Ease, Form, Beauty, and the Whole

Ease%2C+Form%2C+Beauty%2C+and+the+Whole

Aidan Heaney, Writer

The final day of classes at NYSSSA were over. Thirty one sleep deprived yet energized theatre kids sat stuffed around the only four tables in the otherwise deserted dining hall. After pushing them together,  chairs were crammed  in every available space, so that we all could sit together.  We paid for fellowship daily with personal space. It was as if we were choosing to be smothered by one another, fighting our way through a precarious mass of plates, bags, and bodies in order to have enough room to breathe. But not once was this struggle uncomfortable, not even when you shifted your legs and slammed your knee against a phantom metal bar or ate with the corner of a table stabbing your stomach. These inconveniences went generally unacknowledged. This final time of bonding was far more important.

I spent every moment of those twenty eight days smothered by those people. Be it sleeping or taking a shower, one of my classmates always seemed to be around. This lack of privacy was jarring. I didn’t want it any other way. For twenty eight days, I was totally isolated from everyone but my newfound friends. For twenty eight days, theirs were the only eyes that locked with mine, the only voices I heard laughing, and the only ears that took in my thoughts. Each of us who arrived in the mountains of Delhi in early July came with expectations to learn and grow, but we couldn’t have anticipated just how close we would all become.

Bringing together a group of teenage actors, two stereotypically catty and over the top demographics, may sound like taking the fast lane to toxicity.

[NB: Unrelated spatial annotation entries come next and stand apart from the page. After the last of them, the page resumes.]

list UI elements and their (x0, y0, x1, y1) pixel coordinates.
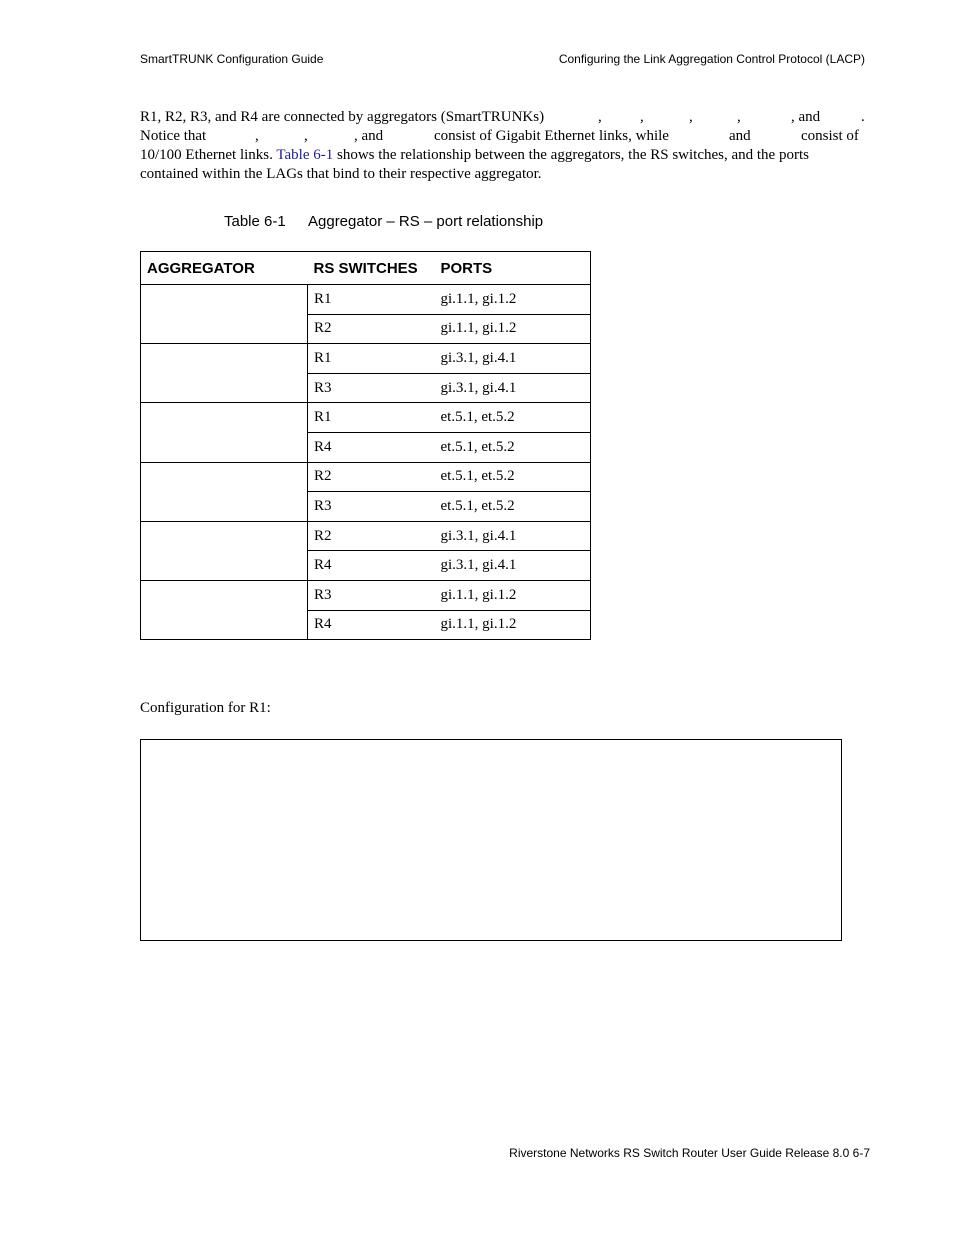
ports-cell: gi.1.1, gi.1.2 (435, 610, 591, 640)
table-row (141, 521, 591, 551)
switch-cell: R2 (308, 462, 435, 492)
aggregator-cell (141, 580, 308, 639)
line1-comma: , (640, 109, 644, 125)
header-aggregator: AGGREGATOR (141, 252, 308, 285)
line2-consist: consist of Gigabit Ethernet links, while (434, 128, 669, 144)
switch-cell: R2 (308, 314, 435, 344)
switch-cell: R4 (308, 551, 435, 581)
ports-cell: gi.3.1, gi.4.1 (435, 521, 591, 551)
line1-period: . (861, 109, 865, 125)
intro-paragraph (140, 108, 864, 184)
table-caption-title: Aggregator – RS – port relationship (308, 213, 544, 230)
ports-cell: et.5.1, et.5.2 (435, 462, 591, 492)
table-caption-label: Table 6-1 (224, 213, 286, 230)
ports-cell: gi.3.1, gi.4.1 (435, 344, 591, 374)
line2-comma: , (255, 128, 259, 144)
ports-cell: gi.1.1, gi.1.2 (435, 580, 591, 610)
line3-end: shows the relationship between the aggregators, the RS switches, and the ports (336, 147, 809, 163)
table-row (141, 403, 591, 433)
header-rs-switches: RS SWITCHES (308, 252, 435, 285)
aggregator-cell (141, 285, 308, 344)
paragraph-line-3 (140, 146, 864, 165)
switch-cell: R1 (308, 403, 435, 433)
table-caption (224, 213, 544, 230)
line3-start: 10/100 Ethernet links. (140, 147, 273, 163)
line3-text (140, 146, 809, 165)
table-row (141, 462, 591, 492)
ports-cell: gi.3.1, gi.4.1 (435, 551, 591, 581)
running-header-right: Configuring the Link Aggregation Control Protocol (LACP) (558, 52, 865, 66)
ports-cell: gi.3.1, gi.4.1 (435, 373, 591, 403)
switch-cell: R1 (308, 285, 435, 315)
aggregator-cell (141, 462, 308, 521)
switch-cell: R3 (308, 580, 435, 610)
paragraph-line-1 (140, 108, 864, 127)
switch-cell: R1 (308, 344, 435, 374)
ports-cell: et.5.1, et.5.2 (435, 432, 591, 462)
line4-text: contained within the LAGs that bind to their respective aggregator. (140, 166, 542, 182)
table-row (141, 580, 591, 610)
ports-cell: et.5.1, et.5.2 (435, 492, 591, 522)
running-footer: Riverstone Networks RS Switch Router User Guide Release 8.0 6-7 (509, 1146, 870, 1160)
aggregator-cell (141, 403, 308, 462)
switch-cell: R4 (308, 432, 435, 462)
line1-comma: , (689, 109, 693, 125)
running-header-left: SmartTRUNK Configuration Guide (140, 52, 324, 66)
switch-cell: R4 (308, 610, 435, 640)
line2-and2: and (729, 128, 751, 144)
line2-notice: Notice that (140, 128, 207, 144)
switch-cell: R3 (308, 492, 435, 522)
line2-consist2: consist of (801, 128, 859, 144)
config-label: Configuration for R1: (140, 700, 271, 716)
code-box (140, 739, 842, 941)
line2-comma: , (304, 128, 308, 144)
line1-text: R1, R2, R3, and R4 are connected by aggregators (SmartTRUNKs) (140, 109, 545, 125)
table-6-1-link[interactable]: Table 6-1 (276, 147, 334, 163)
ports-cell: et.5.1, et.5.2 (435, 403, 591, 433)
switch-cell: R3 (308, 373, 435, 403)
table-row (141, 285, 591, 315)
table-row (141, 344, 591, 374)
paragraph-line-2 (140, 127, 864, 146)
paragraph-line-4 (140, 165, 864, 184)
ports-cell: gi.1.1, gi.1.2 (435, 314, 591, 344)
aggregator-table (140, 251, 591, 640)
ports-cell: gi.1.1, gi.1.2 (435, 285, 591, 315)
table-header-row (141, 252, 591, 285)
aggregator-cell (141, 344, 308, 403)
line1-comma: , (737, 109, 741, 125)
line1-and: , and (791, 109, 821, 125)
aggregator-cell (141, 521, 308, 580)
line2-and: , and (354, 128, 384, 144)
switch-cell: R2 (308, 521, 435, 551)
header-ports: PORTS (435, 252, 591, 285)
line1-comma: , (598, 109, 602, 125)
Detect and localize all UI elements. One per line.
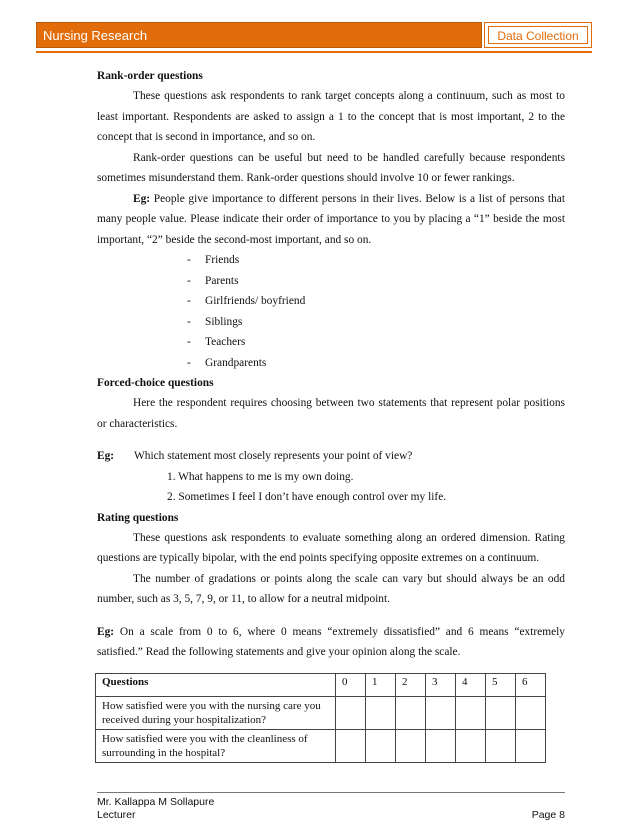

In actuality, all of the tropes surrounding young artists were totally unfounded in this space. I remember sitting in the darkened auditorium one morning as we were presenting the movement pieces we had been composing all week. Each of the five groups had created an original work which depicted two characters meeting and losing one another through a certain circumstance, and then reuniting, all through the power of the human body. The third group up broke from the conventions of the previous presentations by turning off  all of the lights, but placing cell phone flashlights on the floor in front of the stage. Immediately, we in the audience knew this would be different. I waited with anticipation to see what would happen next. Slowly, our questions were answered. My roommate, Julia, proceeded to perform a ballet number, eerie music filling the space as her massive shadow towered over us all, frolicking through the blinding white light against the back wall. We were immediately unsettled. Our fear was not abetted when the rest of the ensemble crept on the stage behind her, imitating her movements in a stilted, almost inhuman manner. And when Julia left the stage screaming, the rest of the ensemble started snarling like zombies and gesturing toward the audience with smiles plastered on their faces that belonged in a Hitchcock movie. I tucked my legs under me and tried to stay as far away from the stage as possible. My friends had transformed. Suddenly they ran into the audience, jumping over the seats like wild animals and snarling in our faces, and we collectively began to scream and shout. It was horrifying chaos. People were squirming in their seats and grabbing grabbing onto each other. It was like a monster was loose in the theatre. It was like our lives were on the line.

But they weren’t.

 

This was the power of our art from. My exceptionally talented friends, with just a flick of a light and some music, were able to transform into be

ings I genuinely feared. And while I was experiencing this unfold, I came to the stunning realization that, for the first time, I wasn’t jealous of their talent. I celebrated their accomplishments. I felt so inspired by them, so captured by what they created, instead of feeling insecure and undervalued. And learning that I could feel inspired by the work of my friends instead of being threatened by it allowed me to become a more generous and confident performer. This powerful epiphany affected each of us strongly. You couldn’t get through a conversation without someone talking about how positive and life altering an experience this was. It is said that bonds formed in extraordinary circumstances are hardest to break, and now I know that this is a fact. To this day, our online conversations still mainly consist of varied versions of “NYSSSA was such a good time, it feels like a dream” or “I love and miss you all so much” or, perhaps most telling of all, “I’ll never have friends like you again.” And on that last of those twenty eight days, we knew that our singular bonds were facing irreversible changes.

So there we were.  Thirty-one theatre kids in the corner of a college cafeteria. Smothering each other. Because, in just a few hours, we would be forced to abandon the ensemble and return to the real world as if this beautiful experience had faded like a lucid dream that only leaves behind the memory of its power.